Abdi last week said, “We are trying to get more local retailers the city will be happy with, and we are talking to more established retailers and more local, mom and pop retailers.
“One of the things we are going to do is make some of the spaces smaller to make them more affordable,” he continued, adding that negotiations are also taking place with a gelato store.
The January exodus of former, local businesses from the Cross Creek Plaza includes Mexican restaurant Casa Escobar, Pet Headquarters, the Salon at Malibu Creek and Pritchett-Rapf Realty. Malibu Ballet by the Sea relocated to the Malibu Performing Arts Center building, and Malibu Beach Club moved to Calabasas last year, while Ben & Jerry’s ice cream shop never reopened after a building fire a couple of years ago.
Some of the former Cross Creek Plaza tenants said that though business was good, it was not enough to meet the increase in the common area maintenance costs and higher property taxes that were incurred when Abdi and co-owner Michael Shabani purchased the plaza in late 2007 from former owner Steve Soboroff for a reported $60 million.
Koss, however, said Malibu Country Mart tenants’ rent prices are not increasing and that the businesses “generally seem to be prospering.”
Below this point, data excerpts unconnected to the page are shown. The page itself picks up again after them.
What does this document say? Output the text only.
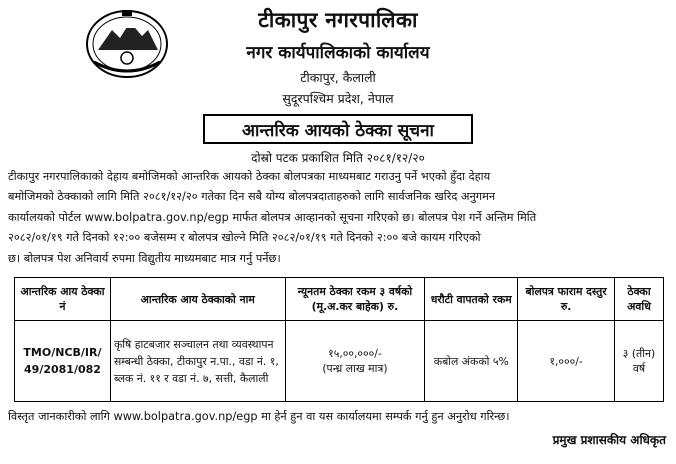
टीकापुर नगरपालिका
नगर कार्यपालिकाको कार्यालय
टीकापुर, कैलाली
सुदूरपश्चिम प्रदेश, नेपाल
आन्तरिक आयको ठेक्का सूचना
दोस्रो पटक प्रकाशित मिति २०८१/१२/२०
टीकापुर नगरपालिकाको देहाय बमोजिमको आन्तरिक आयको ठेक्का बोलपत्रका माध्यमबाट गराउनु पर्ने भएको हुँदा देहाय
बमोजिमको ठेक्काको लागि मिति २०८१/१२/२० गतेका दिन सबै योग्य बोलपत्रदाताहरुको लागि सार्वजनिक खरिद अनुगमन
कार्यालयको पोर्टल www.bolpatra.gov.np/egp मार्फत बोलपत्र आव्हानको सूचना गरिएको छ। बोलपत्र पेश गर्ने अन्तिम मिति
२०८२/०१/१९ गते दिनको १२:०० बजेसम्म र बोलपत्र खोल्ने मिति २०८२/०१/१९ गते दिनको २:०० बजे कायम गरिएको
छ। बोलपत्र पेश अनिवार्य रुपमा विद्युतीय माध्यमबाट मात्र गर्नु पर्नेछ।
आन्तरिक आय ठेक्का नं	आन्तरिक आय ठेक्काको नाम	न्यूनतम ठेक्का रकम ३ वर्षको (मू.अ.कर बाहेक) रु.	धरौटी वापतको रकम	बोलपत्र फाराम दस्तुर रु.	ठेक्का अवधि
TMO/NCB/IR/ 49/2081/082	कृषि हाटबजार सञ्चालन तथा व्यवस्थापन सम्बन्धी ठेक्का, टीकापुर न.पा., वडा नं. १, ब्लक नं. ११ र वडा नं. ७, सत्ती, कैलाली	१५,००,०००/-
(पन्ध्र लाख मात्र)	कबोल अंकको ५%	१,०००/-	३ (तीन) वर्ष
विस्तृत जानकारीको लागि www.bolpatra.gov.np/egp मा हेर्न हुन वा यस कार्यालयमा सम्पर्क गर्नु हुन अनुरोध गरिन्छ।
प्रमुख प्रशासकीय अधिकृत
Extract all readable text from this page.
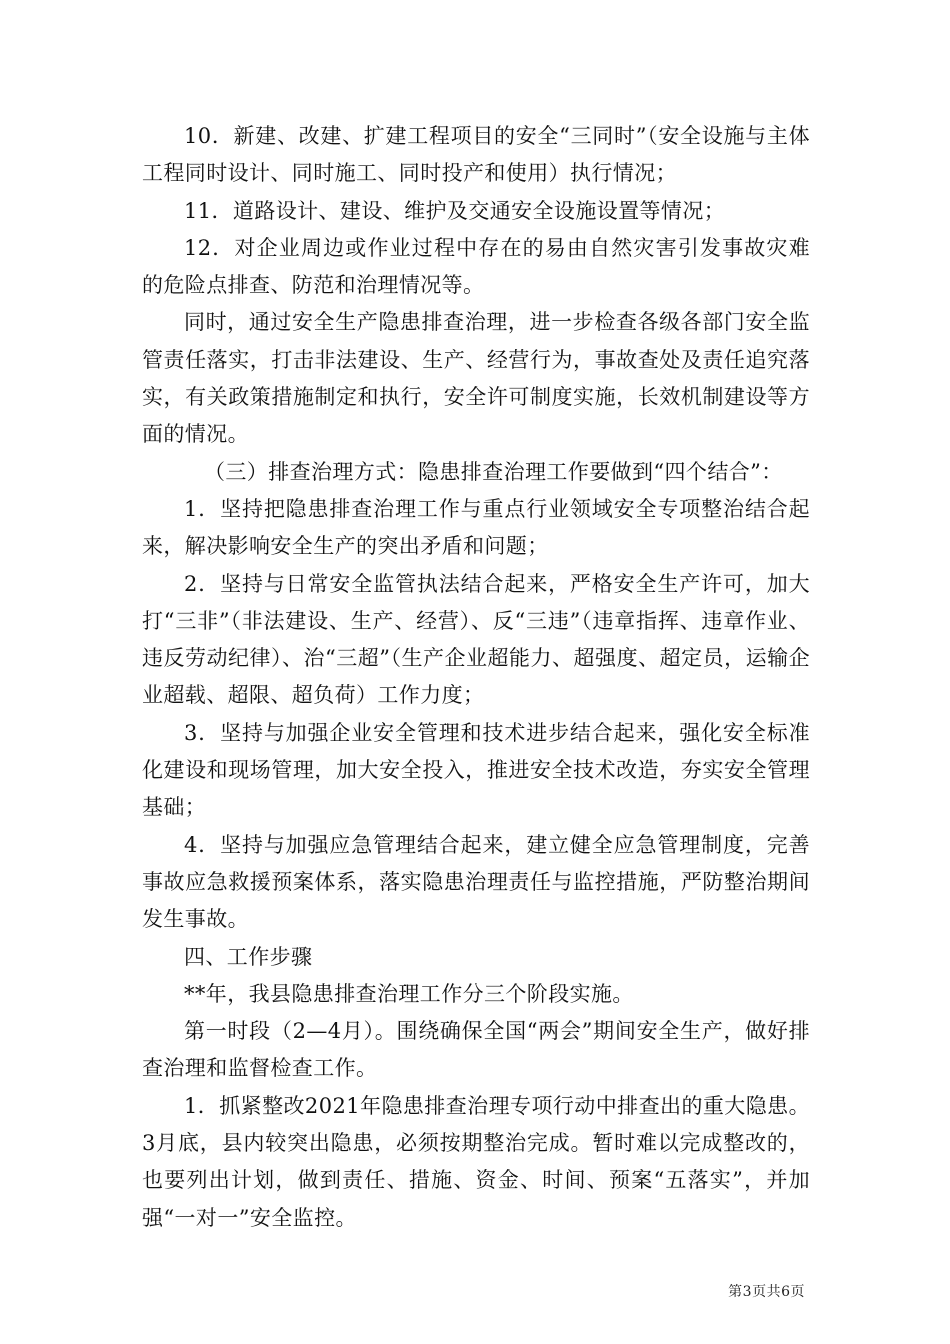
10．新建、改建、扩建工程项目的安全“三同时”（安全设施与主体工程同时设计、同时施工、同时投产和使用）执行情况；

11．道路设计、建设、维护及交通安全设施设置等情况；

12．对企业周边或作业过程中存在的易由自然灾害引发事故灾难的危险点排查、防范和治理情况等。

同时，通过安全生产隐患排查治理，进一步检查各级各部门安全监管责任落实，打击非法建设、生产、经营行为，事故查处及责任追究落实，有关政策措施制定和执行，安全许可制度实施，长效机制建设等方面的情况。

（三）排查治理方式：隐患排查治理工作要做到“四个结合”：

1．坚持把隐患排查治理工作与重点行业领域安全专项整治结合起来，解决影响安全生产的突出矛盾和问题；

2．坚持与日常安全监管执法结合起来，严格安全生产许可，加大打“三非”（非法建设、生产、经营）、反“三违”（违章指挥、违章作业、违反劳动纪律）、治“三超”（生产企业超能力、超强度、超定员，运输企业超载、超限、超负荷）工作力度；

3．坚持与加强企业安全管理和技术进步结合起来，强化安全标准化建设和现场管理，加大安全投入，推进安全技术改造，夯实安全管理基础；

4．坚持与加强应急管理结合起来，建立健全应急管理制度，完善事故应急救援预案体系，落实隐患治理责任与监控措施，严防整治期间发生事故。

四、工作步骤

**年，我县隐患排查治理工作分三个阶段实施。

第一时段（2—4月）。围绕确保全国“两会”期间安全生产，做好排查治理和监督检查工作。

1．抓紧整改2021年隐患排查治理专项行动中排查出的重大隐患。3月底，县内较突出隐患，必须按期整治完成。暂时难以完成整改的，也要列出计划，做到责任、措施、资金、时间、预案“五落实”，并加强“一对一”安全监控。

第3页共6页
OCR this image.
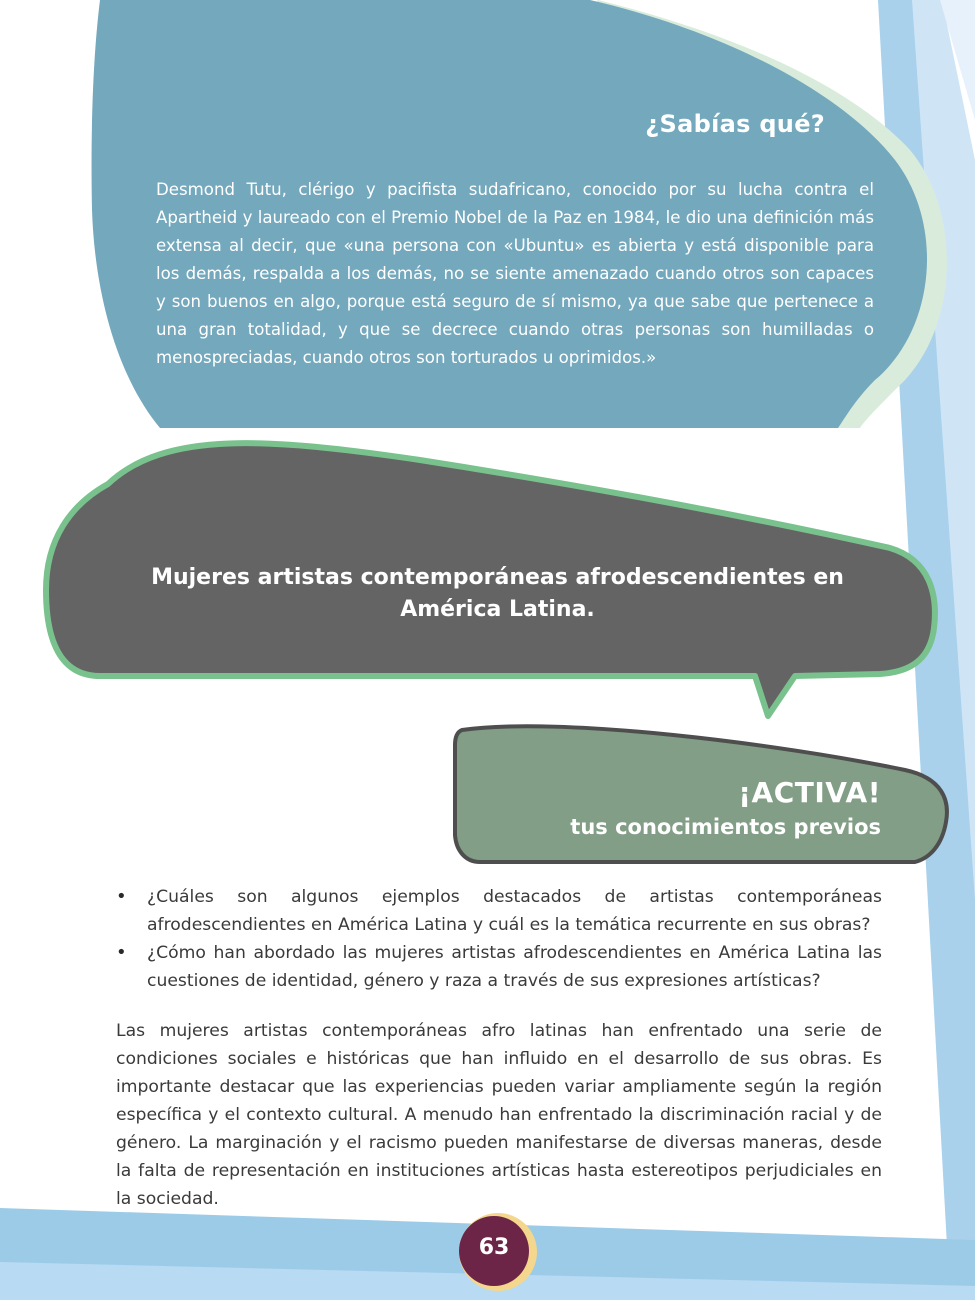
¿Sabías qué?
Desmond Tutu, clérigo y pacifista sudafricano, conocido por su lucha contra el Apartheid y laureado con el Premio Nobel de la Paz en 1984, le dio una definición más extensa al decir, que «una persona con «Ubuntu» es abierta y está disponible para los demás, respalda a los demás, no se siente amenazado cuando otros son capaces y son buenos en algo, porque está seguro de sí mismo, ya que sabe que pertenece a una gran totalidad, y que se decrece cuando otras personas son humilladas o menospreciadas, cuando otros son torturados u oprimidos.»
Mujeres artistas contemporáneas afrodescendientes en América Latina.
¡ACTIVA!
tus conocimientos previos
• ¿Cuáles son algunos ejemplos destacados de artistas contemporáneas afrodescendientes en América Latina y cuál es la temática recurrente en sus obras?
• ¿Cómo han abordado las mujeres artistas afrodescendientes en América Latina las cuestiones de identidad, género y raza a través de sus expresiones artísticas?
Las mujeres artistas contemporáneas afro latinas han enfrentado una serie de condiciones sociales e históricas que han influido en el desarrollo de sus obras. Es importante destacar que las experiencias pueden variar ampliamente según la región específica y el contexto cultural. A menudo han enfrentado la discriminación racial y de género. La marginación y el racismo pueden manifestarse de diversas maneras, desde la falta de representación en instituciones artísticas hasta estereotipos perjudiciales en la sociedad.
63
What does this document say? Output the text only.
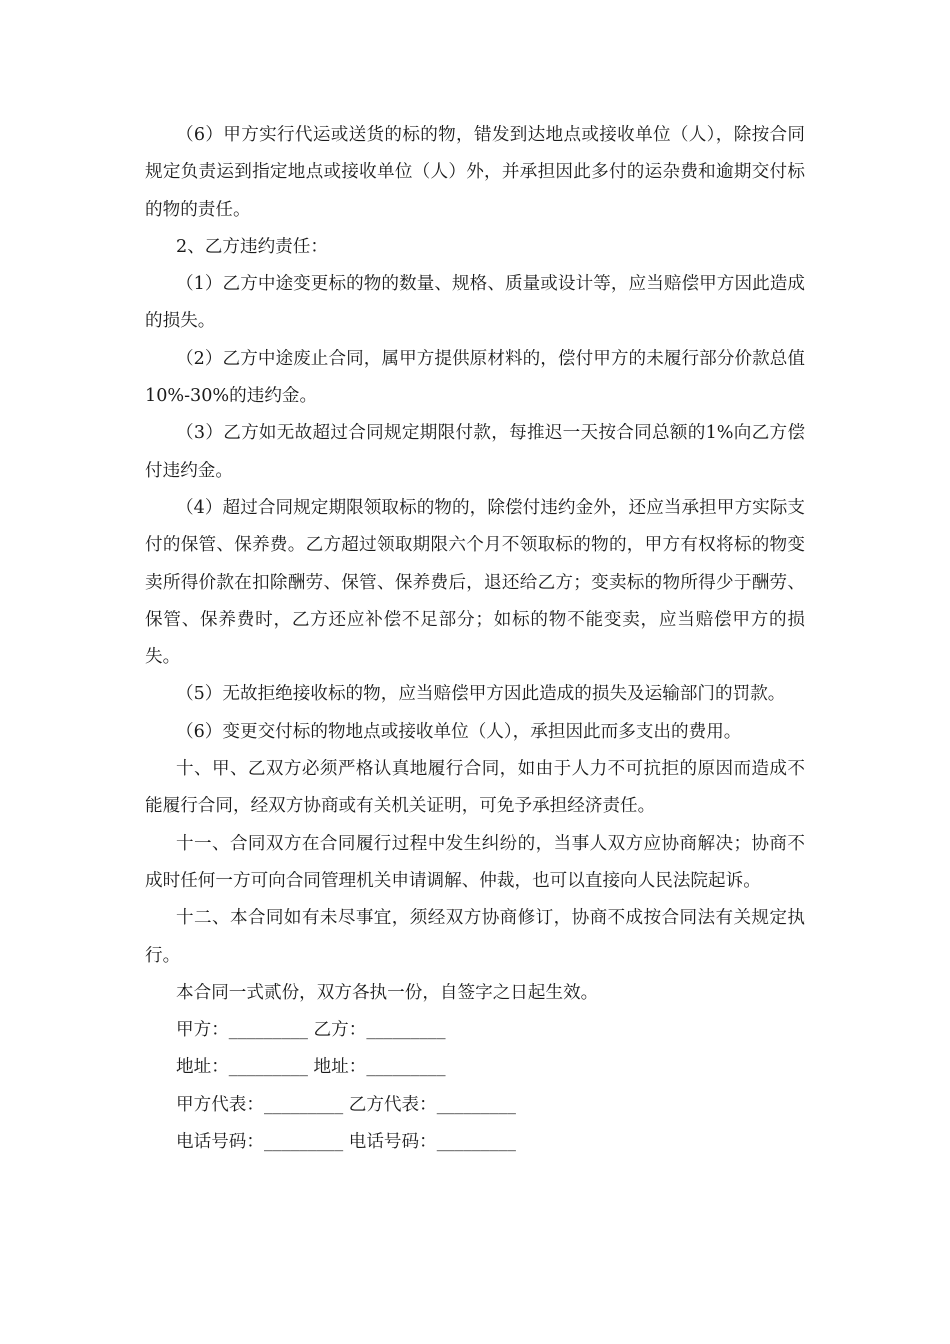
（6）甲方实行代运或送货的标的物，错发到达地点或接收单位（人），除按合同规定负责运到指定地点或接收单位（人）外，并承担因此多付的运杂费和逾期交付标的物的责任。

2、乙方违约责任：

（1）乙方中途变更标的物的数量、规格、质量或设计等，应当赔偿甲方因此造成的损失。

（2）乙方中途废止合同，属甲方提供原材料的，偿付甲方的未履行部分价款总值10%-30%的违约金。

（3）乙方如无故超过合同规定期限付款，每推迟一天按合同总额的1%向乙方偿付违约金。

（4）超过合同规定期限领取标的物的，除偿付违约金外，还应当承担甲方实际支付的保管、保养费。乙方超过领取期限六个月不领取标的物的，甲方有权将标的物变卖所得价款在扣除酬劳、保管、保养费后，退还给乙方；变卖标的物所得少于酬劳、保管、保养费时，乙方还应补偿不足部分；如标的物不能变卖，应当赔偿甲方的损失。

（5）无故拒绝接收标的物，应当赔偿甲方因此造成的损失及运输部门的罚款。

（6）变更交付标的物地点或接收单位（人），承担因此而多支出的费用。

十、甲、乙双方必须严格认真地履行合同，如由于人力不可抗拒的原因而造成不能履行合同，经双方协商或有关机关证明，可免予承担经济责任。

十一、合同双方在合同履行过程中发生纠纷的，当事人双方应协商解决；协商不成时任何一方可向合同管理机关申请调解、仲裁，也可以直接向人民法院起诉。

十二、本合同如有未尽事宜，须经双方协商修订，协商不成按合同法有关规定执行。

本合同一式贰份，双方各执一份，自签字之日起生效。

甲方：_________ 乙方：_________

地址：_________ 地址：_________

甲方代表：_________ 乙方代表：_________

电话号码：_________ 电话号码：_________
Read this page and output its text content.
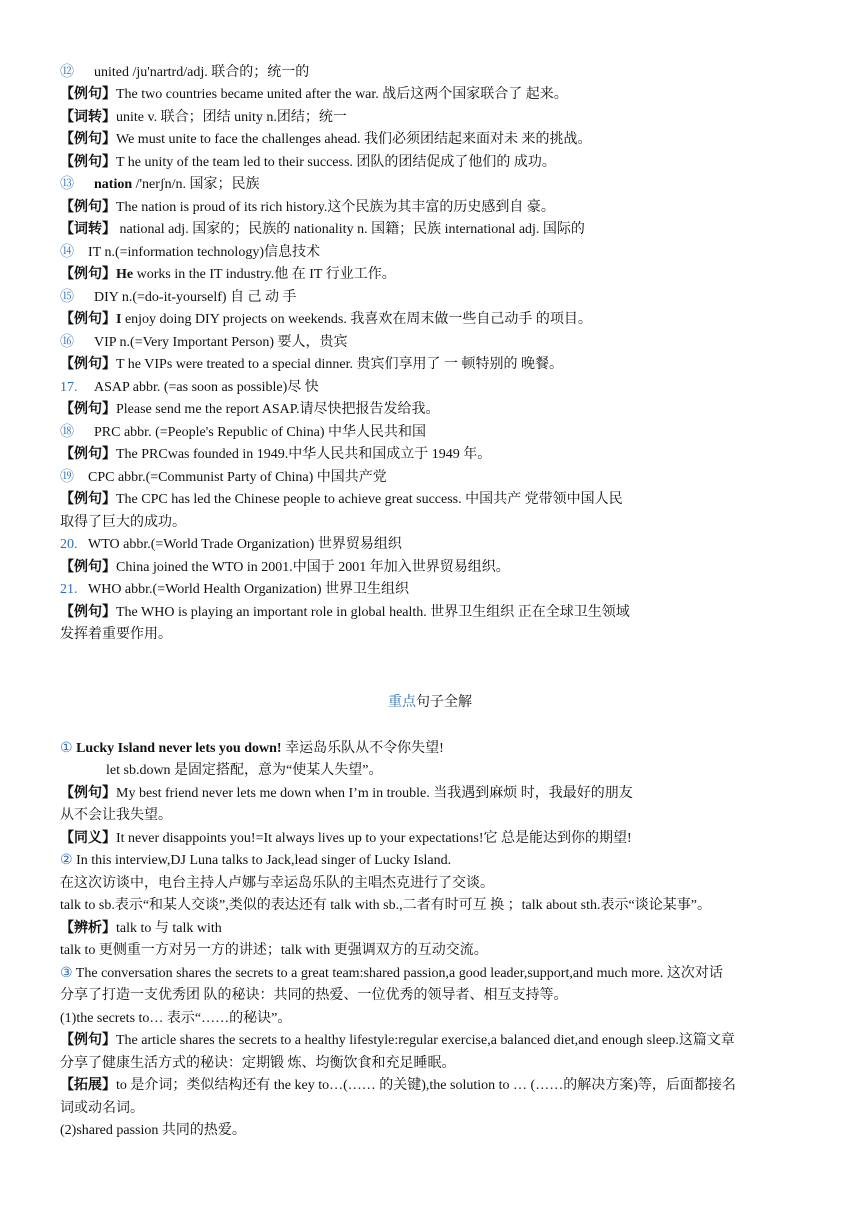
⑫ united /ju'nartrd/adj. 联合的；统一的
【例句】The two countries became united after the war. 战后这两个国家联合了 起来。
【词转】unite v. 联合；团结 unity n.团结；统一
【例句】We must unite to face the challenges ahead. 我们必须团结起来面对未 来的挑战。
【例句】T he unity of the team led to their success. 团队的团结促成了他们的 成功。
⑬ nation /'nerʃn/n. 国家；民族
【例句】The nation is proud of its rich history.这个民族为其丰富的历史感到自 豪。
【词转】 national adj. 国家的；民族的 nationality n. 国籍；民族 international adj. 国际的
⑭ IT n.(=information technology)信息技术
【例句】He works in the IT industry.他 在 IT 行业工作。
⑮ DIY n.(=do-it-yourself) 自 己 动 手
【例句】I enjoy doing DIY projects on weekends. 我喜欢在周末做一些自己动手 的项目。
⑯ VIP n.(=Very Important Person) 要人，贵宾
【例句】T he VIPs were treated to a special dinner. 贵宾们享用了 一 顿特别的 晚餐。
17. ASAP abbr. (=as soon as possible)尽 快
【例句】Please send me the report ASAP.请尽快把报告发给我。
⑱ PRC abbr. (=People's Republic of China) 中华人民共和国
【例句】The PRCwas founded in 1949.中华人民共和国成立于 1949 年。
⑲ CPC abbr.(=Communist Party of China) 中国共产党
【例句】The CPC has led the Chinese people to achieve great success. 中国共产 党带领中国人民
取得了巨大的成功。
20. WTO abbr.(=World Trade Organization) 世界贸易组织
【例句】China joined the WTO in 2001.中国于 2001 年加入世界贸易组织。
21. WHO abbr.(=World Health Organization) 世界卫生组织
【例句】The WHO is playing an important role in global health. 世界卫生组织 正在全球卫生领域
发挥着重要作用。
重点句子全解
① Lucky Island never lets you down! 幸运岛乐队从不令你失望!
let sb.down 是固定搭配，意为“使某人失望”。
【例句】My best friend never lets me down when I’m in trouble. 当我遇到麻烦 时，我最好的朋友
从不会让我失望。
【同义】It never disappoints you!=It always lives up to your expectations!它 总是能达到你的期望!
② In this interview,DJ Luna talks to Jack,lead singer of Lucky Island.
在这次访谈中，电台主持人卢娜与幸运岛乐队的主唱杰克进行了交谈。
talk to sb.表示“和某人交谈”,类似的表达还有 talk with sb.,二者有时可互 换 ；talk about sth.表示“谈论某事”。
【辨析】talk to 与 talk with
talk to 更侧重一方对另一方的讲述；talk with 更强调双方的互动交流。
③ The conversation shares the secrets to a great team:shared passion,a good leader,support,and much more. 这次对话
分享了打造一支优秀团 队的秘诀：共同的热爱、一位优秀的领导者、相互支持等。
(1)the secrets to… 表示“……的秘诀”。
【例句】The article shares the secrets to a healthy lifestyle:regular exercise,a balanced diet,and enough sleep.这篇文章
分享了健康生活方式的秘诀：定期锻 炼、均衡饮食和充足睡眠。
【拓展】to 是介词；类似结构还有 the key to…(…… 的关键),the solution to … (……的解决方案)等，后面都接名
词或动名词。
(2)shared passion 共同的热爱。
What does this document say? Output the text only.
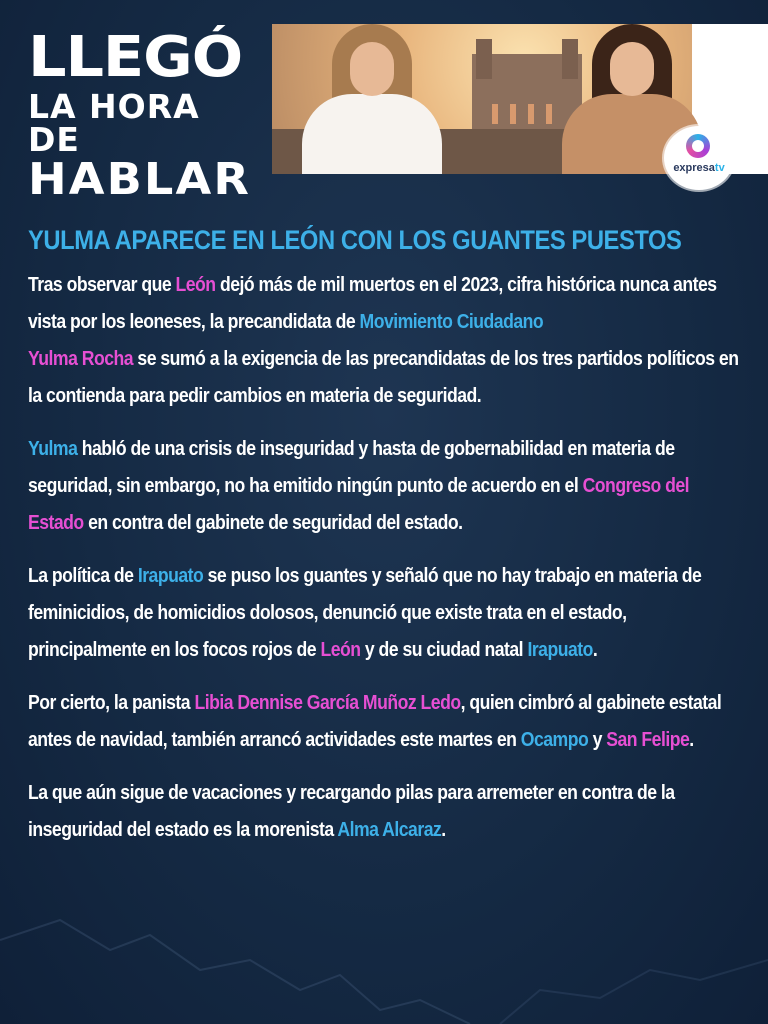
LLEGÓ
LA HORA DE
HABLAR	expresatv
YULMA APARECE EN LEÓN CON LOS GUANTES PUESTOS

Tras observar que León dejó más de mil muertos en el 2023, cifra histórica nunca antes vista por los leoneses, la precandidata de Movimiento Ciudadano
Yulma Rocha se sumó a la exigencia de las precandidatas de los tres partidos políticos en la contienda para pedir cambios en materia de seguridad.

Yulma habló de una crisis de inseguridad y hasta de gobernabilidad en materia de seguridad, sin embargo, no ha emitido ningún punto de acuerdo en el Congreso del Estado en contra del gabinete de seguridad del estado.

La política de Irapuato se puso los guantes y señaló que no hay trabajo en materia de feminicidios, de homicidios dolosos, denunció que existe trata en el estado, principalmente en los focos rojos de León y de su ciudad natal Irapuato.

Por cierto, la panista Libia Dennise García Muñoz Ledo, quien cimbró al gabinete estatal antes de navidad, también arrancó actividades este martes en Ocampo y San Felipe.

La que aún sigue de vacaciones y recargando pilas para arremeter en contra de la inseguridad del estado es la morenista Alma Alcaraz.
“They’re [rent prices] higher than [they were in] 1985 when I bought the center,” he said. “But rents are now generally lower. They’re [the tenants’ leases] all individual situations. What they pay has to do with when they signed their lease.”
Shopping centers undergo renovations
“We are working on plans of updating the center,” Abdi said of Cross Creek Plaza, adding that they have not yet been submitted to the city for review. “I’m hoping that the process through the city will be fast so the businesses are not hurt by the renovation over the summer.”
The renovation, described by Abdi as “not much work that will make a big difference,” includes creating a “rustic” look by painting the center white and planting grass, roses and bushes.
Also undergoing renovation is the Malibu Country Mart, part of which is located across the street from Cross Creek Plaza on the west side of Cross Creek Road.
“We’re six weeks away from finishing the remodel of the courtyard and the two-story building,” Koss said. “We’ve ordered custom tiles and furniture.”
The renovated Malibu Country Mart will kick off a “special opening” on the night of May 7, Koss said, in which stores will offer sales and music each Thursday throughout the summer.